Hello, my name is Lucas. I am master's student in Brazil, on UFG Bioinformatics and molecular biology.
I started recently my analyses with number of counts and need avalaible diferences of counts in three groups, but, i have 3 samples in each groups.
I performed normality test in graphpad prism, and all groups passed, but, 3 samples is very small for ANOVA one way? what is a confidence level this test?
there are 3 groups containing 3 samples each, n=9. Sample lows refer to the high cost of cell culture RNA sequencing.
Hi Lucas.
I think you should perform the statistical analyses of the raw count RNAseq dataset with the DESeq2 package (with R programming language). Running a normality test or an ordinary t-test does not seem to be a suitable method for RNAseq data analysis. However, three samples for each group is statistically suitable in the RNAseq experiment.

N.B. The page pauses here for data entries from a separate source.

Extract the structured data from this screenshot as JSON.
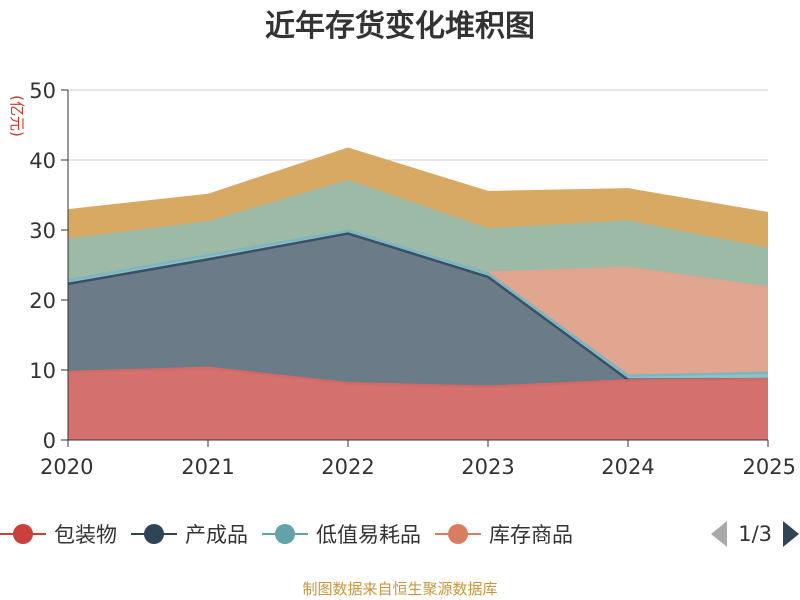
{
  "chart_data": {
    "type": "area",
    "stacked": false,
    "title": "近年存货变化堆积图",
    "ylabel": "(亿元)",
    "xlabel": "",
    "x": [
      "2020",
      "2021",
      "2022",
      "2023",
      "2024",
      "2025"
    ],
    "ylim": [
      0,
      50
    ],
    "yticks": [
      0,
      10,
      20,
      30,
      40,
      50
    ],
    "grid": true,
    "series": [
      {
        "name": "包装物",
        "color": "#d4706e",
        "line": "#d46a66",
        "values": [
          9.7,
          10.3,
          8.1,
          7.6,
          8.5,
          8.7
        ]
      },
      {
        "name": "产成品",
        "color": "#6b7b88",
        "line": "#3a5066",
        "values": [
          22.3,
          25.8,
          29.5,
          23.3,
          8.6,
          8.7
        ]
      },
      {
        "name": "低值易耗品",
        "color": "#8fc0c6",
        "line": "#7fb5c0",
        "values": [
          22.8,
          26.4,
          29.9,
          23.8,
          9.2,
          9.6
        ]
      },
      {
        "name": "库存商品",
        "color": "#e1a690",
        "line": "#e0a58f",
        "values": [
          null,
          null,
          null,
          23.9,
          24.6,
          21.8
        ]
      },
      {
        "name": "",
        "color": "#9dbaa7",
        "line": "#9dbaa7",
        "values": [
          28.6,
          31.1,
          37.0,
          30.1,
          31.2,
          27.3
        ]
      },
      {
        "name": "",
        "color": "#d8a962",
        "line": "#d8a962",
        "values": [
          32.8,
          35.0,
          41.6,
          35.4,
          35.8,
          32.4
        ]
      }
    ],
    "legend_position": "bottom"
  },
  "legend": {
    "items": [
      {
        "label": "包装物",
        "color": "#c9403d"
      },
      {
        "label": "产成品",
        "color": "#2e4557"
      },
      {
        "label": "低值易耗品",
        "color": "#62a2a8"
      },
      {
        "label": "库存商品",
        "color": "#d77e61"
      }
    ],
    "page": "1/3"
  },
  "footer": "制图数据来自恒生聚源数据库"
}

I performed normality test in graphpad prism, and all groups passed
Keep in mind that most (all?) tests in classical statistics assess the compatibility of the observed data with a preset null hypothesis. Or equivalently, they express how surprised you should be from observing that data in world where the null hypothesis holds. That is: a small p-value means "very surprising" while a large p-value indicates "compatible". Note that there is no mention about the null hypothesis being probably true or false. As you notice, a small sample size is indeed likely compatible with any null hypothesis since you don't have enough information to detect incompatibility. 3 heads in a row are still compatible with the hypothesis "coin is fair".
For RNAseq you can still get meaningful results from n=3 using appropriate methods (see MRezaei's answer), but also because (implicitly) you/we are making these assumptions:
The estimate of variance for one gene can be improved by looking at the variance from other genes in the same dataset (this is what edgeR, DESeq, limma do, among other things). This is much better than analysing each gene in isolation from the others.

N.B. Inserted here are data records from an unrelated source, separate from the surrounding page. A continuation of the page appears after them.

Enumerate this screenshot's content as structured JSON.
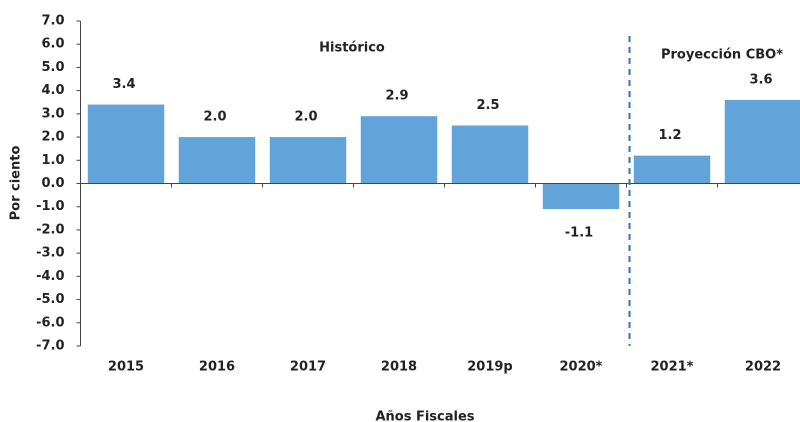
{
  "chart_data": {
    "type": "bar",
    "categories": [
      "2015",
      "2016",
      "2017",
      "2018",
      "2019p",
      "2020*",
      "2021*",
      "2022"
    ],
    "values": [
      3.4,
      2.0,
      2.0,
      2.9,
      2.5,
      -1.1,
      1.2,
      3.6
    ],
    "value_labels": [
      "3.4",
      "2.0",
      "2.0",
      "2.9",
      "2.5",
      "-1.1",
      "1.2",
      "3.6"
    ],
    "color": "#62a3d9",
    "ylim": [
      -7,
      7
    ],
    "yticks": [
      {
        "value": 7,
        "label": "7.0"
      },
      {
        "value": 6,
        "label": "6.0"
      },
      {
        "value": 5,
        "label": "5.0"
      },
      {
        "value": 4,
        "label": "4.0"
      },
      {
        "value": 3,
        "label": "3.0"
      },
      {
        "value": 2,
        "label": "2.0"
      },
      {
        "value": 1,
        "label": "1.0"
      },
      {
        "value": 0,
        "label": "0.0"
      },
      {
        "value": -1,
        "label": "-1.0"
      },
      {
        "value": -2,
        "label": "-2.0"
      },
      {
        "value": -3,
        "label": "-3.0"
      },
      {
        "value": -4,
        "label": "-4.0"
      },
      {
        "value": -5,
        "label": "-5.0"
      },
      {
        "value": -6,
        "label": "-6.0"
      },
      {
        "value": -7,
        "label": "-7.0"
      }
    ],
    "y_label": "Por ciento",
    "x_label": "Años Fiscales",
    "annotations": [
      "Histórico",
      "Proyección CBO*"
    ],
    "grid": false
  }
}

You are interested in large changes (i.e logFC > 1 or even >2)
Variation within groups is expected to be small. N=3 may be good enough with cell cultures or other experimental setups. It's probably hopeless for samples from the wild since you may have confounders associated to the variable of interest or otherwise large within group variation. I don't think the edgeR/DESeq machinery can help here. In fact I think the numbers N=3 for RNAseq and N=5 for microarrays were regarded as the minimal number of replicates necessary to control the technical variation, but probably you have some biological variation on top of that even within groups.
Granted that I don't claim any authority and I'm just expressing my confused understanding - Perhaps you are referring to this sentence:
I don't think the edgeR/DESeq machinery can help here.
What I meant is that large variation can be remedied only by increasing sample size. Confounders can be remedied by increasing sample size only if the association between counfounder and variable of interest occurs by chance (think of randomization as a strategy to break unwanted links). In bayesian statistics you can plug in prior information in the form of a distribution describing what you think the reasonable range of parameters values should be. But that opens another cans of worms in terms of why and how to choose such priors. So it seems to me there is no statistical way around it other than presenting the results as fairly and as cleanly as you can. After all, statistics is a tool to communicate results more than to generate results (in my opinion).
So from a statistical point of view, for typical RNAseq experiments interested in differential expression it is unlikely you can do better than DESeq or similar packages. In fact, the limma package, initially developed for gene expression microarrays, performs very well whenever you have few samples and many features sharing the same characteristics (genes, proteins, etc...).
Okay, won't using DESeq2 be useful? What other statistical test can I do to test my hypothesis? simpler tests like anova?
Granted that I don't claim any authority and I'm just expressing my confused understanding - Perhaps you are referring to this sentence:
What I meant is that large variation can be remedied only by increasing sample size. Confounders can be remedied by increasing sample size only if the association between counfounder and variable of interest occurs by chance (think of randomization as a strategy to break unwanted links). In bayesian statistics you can plug in prior information in the form of a distribution describing what you think the reasonable range of parameters values should be. But that opens another cans of worms in terms of why and how to choose such priors. So it seems to me there is no statistical way around it other than presenting the results as fairly and as cleanly as you can. After all, statistics is a tool to communicate results more than to generate results (in my opinion).
So from a statistical point of view, for typical RNAseq experiments interested in differential expression it is unlikely you can do better than DESeq or similar packages. In fact, the limma package, initially developed for gene expression microarrays, performs very well whenever you have few samples and many features sharing the same characteristics (genes, proteins, etc...).